WASHINGTON (AP) — Gilbert Arenas insists he now understands that "guns and violence are serious problems, not joking matters."

In an op-ed piece written for The Washington Post and put on the newspaper's Web site Monday, the suspended Washington Wizards guard pledges to be a better role model and says a "message of nonviolence will be front and center as I try to rebuild my relationship with young people in the D.C. area."

He continues: "I know that won't happen overnight, and that it will happen only if I show through my actions that I am truly sorry and have learned from my mistakes. If I do that, then hopefully youngsters will learn from the serious mistakes I made with guns and not make any of their own."

Wizards coach Flip Saunders supported Arenas' decision to address the issue this way.

"If he wants to get active in his community and try to help out kids, then he probably needed to say something. ... He's got to go with what he feels in his heart," Saunders said before his team's 99-88 loss to the Boston Celtics on Monday night.

"In talking to him, I think he understands the seriousness of what he did," Saunders said. "He's trying to let people know — kids, especially — that he had done something wrong and try to take what was really a negative and try to somehow have a positive impact."

Arenas pleaded guilty Jan. 15 to a felony charge of carrying a pistol without a license. He is scheduled to be sentenced March 26.

"I am trying hard to right my wrongs. The one that will be hardest to make right is the effect my actions have had on kids who see NBA players as role models," Arenas says in the op-ed piece, his first extensive comments since his season-ending suspension. "Professional athletes have a duty to act responsibly and to understand the influence we have on all those kids who look up to us. I failed to live up to that responsibility when I broke the law and set such a bad example."

Last week, Arenas was suspended without pay for the rest of the season by NBA commissioner David Stern for bringing guns into the Wizards' locker room as part of a dispute with teammate Javaris Crittenton stemming from a card game. Crittenton also brought a gun to the locker room — and he also was handed a season-ending suspension by Stern.

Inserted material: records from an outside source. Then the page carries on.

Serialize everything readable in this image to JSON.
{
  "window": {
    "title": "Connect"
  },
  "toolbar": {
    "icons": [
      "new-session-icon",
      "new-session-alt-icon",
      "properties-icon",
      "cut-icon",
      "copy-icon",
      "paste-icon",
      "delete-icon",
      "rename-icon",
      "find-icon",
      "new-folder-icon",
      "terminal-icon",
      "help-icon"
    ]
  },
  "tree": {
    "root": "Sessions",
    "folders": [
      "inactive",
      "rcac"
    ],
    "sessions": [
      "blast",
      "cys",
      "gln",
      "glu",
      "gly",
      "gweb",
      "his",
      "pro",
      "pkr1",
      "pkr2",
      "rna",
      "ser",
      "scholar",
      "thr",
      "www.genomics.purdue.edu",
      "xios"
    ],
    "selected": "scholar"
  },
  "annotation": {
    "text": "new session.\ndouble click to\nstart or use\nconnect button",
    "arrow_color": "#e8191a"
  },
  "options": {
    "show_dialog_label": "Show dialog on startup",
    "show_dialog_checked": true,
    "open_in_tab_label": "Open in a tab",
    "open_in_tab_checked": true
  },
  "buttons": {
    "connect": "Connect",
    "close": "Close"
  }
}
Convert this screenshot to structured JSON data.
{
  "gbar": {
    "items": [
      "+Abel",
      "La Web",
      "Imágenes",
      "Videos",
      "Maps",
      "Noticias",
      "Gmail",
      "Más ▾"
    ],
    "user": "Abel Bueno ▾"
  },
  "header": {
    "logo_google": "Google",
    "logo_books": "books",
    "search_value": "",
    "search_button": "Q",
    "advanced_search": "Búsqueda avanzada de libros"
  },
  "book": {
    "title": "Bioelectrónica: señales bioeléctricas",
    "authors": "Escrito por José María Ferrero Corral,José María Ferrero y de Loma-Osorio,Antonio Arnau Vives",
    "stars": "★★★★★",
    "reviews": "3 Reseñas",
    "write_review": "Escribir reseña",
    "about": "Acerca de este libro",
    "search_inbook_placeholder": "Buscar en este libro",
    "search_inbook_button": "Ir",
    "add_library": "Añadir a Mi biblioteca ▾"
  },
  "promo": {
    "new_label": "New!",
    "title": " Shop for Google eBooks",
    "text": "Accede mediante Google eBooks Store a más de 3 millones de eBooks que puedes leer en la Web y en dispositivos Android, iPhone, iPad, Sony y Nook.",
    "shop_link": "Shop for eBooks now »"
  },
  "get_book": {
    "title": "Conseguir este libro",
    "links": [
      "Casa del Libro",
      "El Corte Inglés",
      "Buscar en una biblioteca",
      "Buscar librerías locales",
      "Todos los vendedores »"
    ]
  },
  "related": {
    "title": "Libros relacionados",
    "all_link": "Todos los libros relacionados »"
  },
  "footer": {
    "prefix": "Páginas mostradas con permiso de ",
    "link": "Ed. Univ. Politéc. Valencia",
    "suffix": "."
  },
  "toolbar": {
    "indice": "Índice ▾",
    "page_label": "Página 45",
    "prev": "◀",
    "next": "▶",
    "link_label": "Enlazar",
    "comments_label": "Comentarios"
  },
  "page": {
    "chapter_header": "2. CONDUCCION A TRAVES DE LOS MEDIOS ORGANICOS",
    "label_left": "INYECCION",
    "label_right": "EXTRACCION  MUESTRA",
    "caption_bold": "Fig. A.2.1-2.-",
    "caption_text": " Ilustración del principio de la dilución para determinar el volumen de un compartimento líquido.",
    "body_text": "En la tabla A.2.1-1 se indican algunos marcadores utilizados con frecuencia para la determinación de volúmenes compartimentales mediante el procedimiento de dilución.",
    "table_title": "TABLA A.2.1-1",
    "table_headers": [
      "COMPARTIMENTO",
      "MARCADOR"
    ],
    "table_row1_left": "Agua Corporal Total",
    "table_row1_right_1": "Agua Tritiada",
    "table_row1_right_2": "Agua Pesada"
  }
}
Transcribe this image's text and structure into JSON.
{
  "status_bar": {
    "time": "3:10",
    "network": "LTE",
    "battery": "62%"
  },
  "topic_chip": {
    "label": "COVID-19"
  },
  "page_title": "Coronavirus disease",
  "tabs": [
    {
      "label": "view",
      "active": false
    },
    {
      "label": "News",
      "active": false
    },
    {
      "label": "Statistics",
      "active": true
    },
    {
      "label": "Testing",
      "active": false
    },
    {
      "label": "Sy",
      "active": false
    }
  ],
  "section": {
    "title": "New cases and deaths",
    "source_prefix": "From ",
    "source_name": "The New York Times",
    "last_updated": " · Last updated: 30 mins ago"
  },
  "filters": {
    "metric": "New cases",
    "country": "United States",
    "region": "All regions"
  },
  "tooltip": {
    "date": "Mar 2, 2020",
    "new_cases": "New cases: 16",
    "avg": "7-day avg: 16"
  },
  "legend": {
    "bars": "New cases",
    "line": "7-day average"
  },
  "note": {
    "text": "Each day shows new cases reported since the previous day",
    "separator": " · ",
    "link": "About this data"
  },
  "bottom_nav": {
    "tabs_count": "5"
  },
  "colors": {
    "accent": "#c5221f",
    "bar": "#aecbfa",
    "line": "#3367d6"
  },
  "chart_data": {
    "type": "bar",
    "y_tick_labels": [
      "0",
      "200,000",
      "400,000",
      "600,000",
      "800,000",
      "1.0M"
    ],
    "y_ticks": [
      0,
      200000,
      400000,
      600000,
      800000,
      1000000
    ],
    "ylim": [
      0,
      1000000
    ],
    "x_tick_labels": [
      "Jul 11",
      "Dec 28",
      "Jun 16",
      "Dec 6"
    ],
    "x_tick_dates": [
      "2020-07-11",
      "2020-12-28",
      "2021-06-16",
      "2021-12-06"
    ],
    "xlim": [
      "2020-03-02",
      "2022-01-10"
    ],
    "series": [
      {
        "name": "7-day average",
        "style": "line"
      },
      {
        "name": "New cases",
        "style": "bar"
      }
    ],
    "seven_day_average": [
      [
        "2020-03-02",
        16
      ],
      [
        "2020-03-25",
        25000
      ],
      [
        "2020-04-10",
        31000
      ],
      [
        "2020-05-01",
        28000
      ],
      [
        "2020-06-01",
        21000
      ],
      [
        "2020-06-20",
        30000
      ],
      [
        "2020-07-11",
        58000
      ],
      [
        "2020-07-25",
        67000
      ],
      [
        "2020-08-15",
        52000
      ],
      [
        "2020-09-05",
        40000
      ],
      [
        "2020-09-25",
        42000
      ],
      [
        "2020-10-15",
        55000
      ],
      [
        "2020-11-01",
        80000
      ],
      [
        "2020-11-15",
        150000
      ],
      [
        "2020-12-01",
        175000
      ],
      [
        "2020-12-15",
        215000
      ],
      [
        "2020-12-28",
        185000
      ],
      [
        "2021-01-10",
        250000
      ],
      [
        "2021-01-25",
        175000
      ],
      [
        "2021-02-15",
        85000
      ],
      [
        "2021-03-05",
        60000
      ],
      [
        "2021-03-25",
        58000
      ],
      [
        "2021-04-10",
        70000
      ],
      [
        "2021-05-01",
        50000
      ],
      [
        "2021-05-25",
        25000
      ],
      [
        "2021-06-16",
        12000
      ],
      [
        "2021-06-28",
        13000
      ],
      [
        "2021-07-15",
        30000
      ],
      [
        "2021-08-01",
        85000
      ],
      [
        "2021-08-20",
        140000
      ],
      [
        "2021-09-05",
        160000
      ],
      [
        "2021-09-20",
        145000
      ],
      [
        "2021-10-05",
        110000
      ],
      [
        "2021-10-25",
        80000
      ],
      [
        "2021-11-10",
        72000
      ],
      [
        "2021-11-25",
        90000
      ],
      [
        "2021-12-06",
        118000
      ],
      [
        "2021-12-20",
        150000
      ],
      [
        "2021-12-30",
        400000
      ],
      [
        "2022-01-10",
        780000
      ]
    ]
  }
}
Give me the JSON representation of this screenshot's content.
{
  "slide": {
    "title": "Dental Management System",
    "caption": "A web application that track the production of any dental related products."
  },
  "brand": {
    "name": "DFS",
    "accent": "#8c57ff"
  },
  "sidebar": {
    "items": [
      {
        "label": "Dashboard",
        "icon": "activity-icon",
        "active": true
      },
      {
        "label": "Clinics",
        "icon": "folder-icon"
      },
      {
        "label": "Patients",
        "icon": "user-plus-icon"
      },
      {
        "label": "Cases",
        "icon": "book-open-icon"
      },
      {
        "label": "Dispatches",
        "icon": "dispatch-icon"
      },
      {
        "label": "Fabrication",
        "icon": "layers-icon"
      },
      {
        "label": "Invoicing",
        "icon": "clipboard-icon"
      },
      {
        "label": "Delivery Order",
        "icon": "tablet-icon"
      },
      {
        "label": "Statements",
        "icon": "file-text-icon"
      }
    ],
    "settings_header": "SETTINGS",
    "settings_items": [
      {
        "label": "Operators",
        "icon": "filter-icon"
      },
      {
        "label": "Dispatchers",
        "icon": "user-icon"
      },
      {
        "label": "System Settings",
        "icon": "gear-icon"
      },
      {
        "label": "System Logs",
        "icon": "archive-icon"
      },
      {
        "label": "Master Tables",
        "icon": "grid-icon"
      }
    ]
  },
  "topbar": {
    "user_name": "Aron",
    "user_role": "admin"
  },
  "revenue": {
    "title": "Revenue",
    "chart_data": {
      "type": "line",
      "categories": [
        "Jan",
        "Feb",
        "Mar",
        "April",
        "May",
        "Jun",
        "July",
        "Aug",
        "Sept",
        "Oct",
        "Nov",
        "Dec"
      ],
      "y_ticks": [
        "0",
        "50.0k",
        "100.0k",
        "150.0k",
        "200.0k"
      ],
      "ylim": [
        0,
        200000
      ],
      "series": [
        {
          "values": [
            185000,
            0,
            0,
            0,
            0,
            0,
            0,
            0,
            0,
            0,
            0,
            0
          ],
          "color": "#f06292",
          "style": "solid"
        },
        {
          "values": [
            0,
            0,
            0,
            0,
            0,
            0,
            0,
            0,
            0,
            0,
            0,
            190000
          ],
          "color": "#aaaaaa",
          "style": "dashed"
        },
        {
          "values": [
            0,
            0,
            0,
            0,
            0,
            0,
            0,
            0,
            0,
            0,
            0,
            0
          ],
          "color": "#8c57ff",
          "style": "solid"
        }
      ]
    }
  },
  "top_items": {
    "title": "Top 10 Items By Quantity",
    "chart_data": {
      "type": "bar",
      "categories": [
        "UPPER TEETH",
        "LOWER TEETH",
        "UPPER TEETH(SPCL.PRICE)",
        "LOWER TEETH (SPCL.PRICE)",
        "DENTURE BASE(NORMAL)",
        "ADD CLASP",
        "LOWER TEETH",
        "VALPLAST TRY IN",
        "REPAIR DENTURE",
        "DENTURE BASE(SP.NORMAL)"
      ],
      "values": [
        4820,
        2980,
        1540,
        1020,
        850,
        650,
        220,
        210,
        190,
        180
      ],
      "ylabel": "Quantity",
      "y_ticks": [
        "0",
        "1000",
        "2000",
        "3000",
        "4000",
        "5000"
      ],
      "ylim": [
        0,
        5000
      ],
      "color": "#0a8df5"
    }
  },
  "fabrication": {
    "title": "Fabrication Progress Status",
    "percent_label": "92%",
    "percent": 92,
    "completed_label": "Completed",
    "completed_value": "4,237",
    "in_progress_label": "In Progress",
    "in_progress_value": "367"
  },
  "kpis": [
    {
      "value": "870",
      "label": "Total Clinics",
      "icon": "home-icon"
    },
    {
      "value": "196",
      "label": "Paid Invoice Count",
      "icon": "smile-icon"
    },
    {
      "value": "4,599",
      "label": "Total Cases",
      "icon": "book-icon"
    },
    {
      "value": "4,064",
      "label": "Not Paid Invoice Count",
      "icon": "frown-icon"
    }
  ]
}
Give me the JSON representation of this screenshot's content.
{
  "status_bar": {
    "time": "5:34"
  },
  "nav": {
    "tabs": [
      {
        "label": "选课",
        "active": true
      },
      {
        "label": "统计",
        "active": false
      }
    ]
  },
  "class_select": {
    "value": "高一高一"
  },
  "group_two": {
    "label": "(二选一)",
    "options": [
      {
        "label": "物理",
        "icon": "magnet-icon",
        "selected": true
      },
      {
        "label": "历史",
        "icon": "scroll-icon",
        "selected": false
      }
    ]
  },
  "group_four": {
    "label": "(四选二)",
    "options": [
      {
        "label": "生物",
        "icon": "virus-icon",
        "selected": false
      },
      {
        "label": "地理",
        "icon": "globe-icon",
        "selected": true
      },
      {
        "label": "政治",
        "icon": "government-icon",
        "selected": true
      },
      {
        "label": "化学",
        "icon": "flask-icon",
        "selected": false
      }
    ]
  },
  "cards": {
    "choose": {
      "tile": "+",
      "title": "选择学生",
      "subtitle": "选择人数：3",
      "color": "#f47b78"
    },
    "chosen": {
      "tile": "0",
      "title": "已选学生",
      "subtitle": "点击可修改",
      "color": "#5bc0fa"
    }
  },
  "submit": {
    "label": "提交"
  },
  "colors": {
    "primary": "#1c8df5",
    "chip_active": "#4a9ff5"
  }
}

Arenas already had been suspended indefinitely by Stern earlier in January; his total ban amounts to 50 games.

A three-time All-Star, Arenas was leading the Wizards in scoring and assists averages when he was first forced to sit out after making light of things, including pretending to "shoot" teammates with his hands during an on-court huddle before a game at Philadelphia.

"I definitely think he's sorry for what happened. I think he's disappointed as far as what took place, how people are viewing him. ... I think now there's a process you have to go through as far as letting people know you made a mistake," Wizards co-captain Antawn Jamison said after Monday's game. "He knew he made a mistake. If he could take it back, he would. He's not the type of guy to do anything vicious like that. He just made poor judgment."

In Monday's piece, Arenas says he gave Stern reason to suspend him and acknowledges he damaged "the image of the NBA and its players." He also says he "let down our fans and Mrs. Irene Pollin, the widow of longtime Wizards owner Abe Pollin."

Abe Pollin changed the team's nickname from Bullets to Wizards because of the violent connotations of the old name. He died in November.

Arenas' op-ed ends by saying: "Some people may not forgive me for what I've done. But if I help steer even just one young person away from violence and trouble, then I'll once again feel that I'm living up to Abe Pollin's legacy and to the responsibility I owe the kids of the District."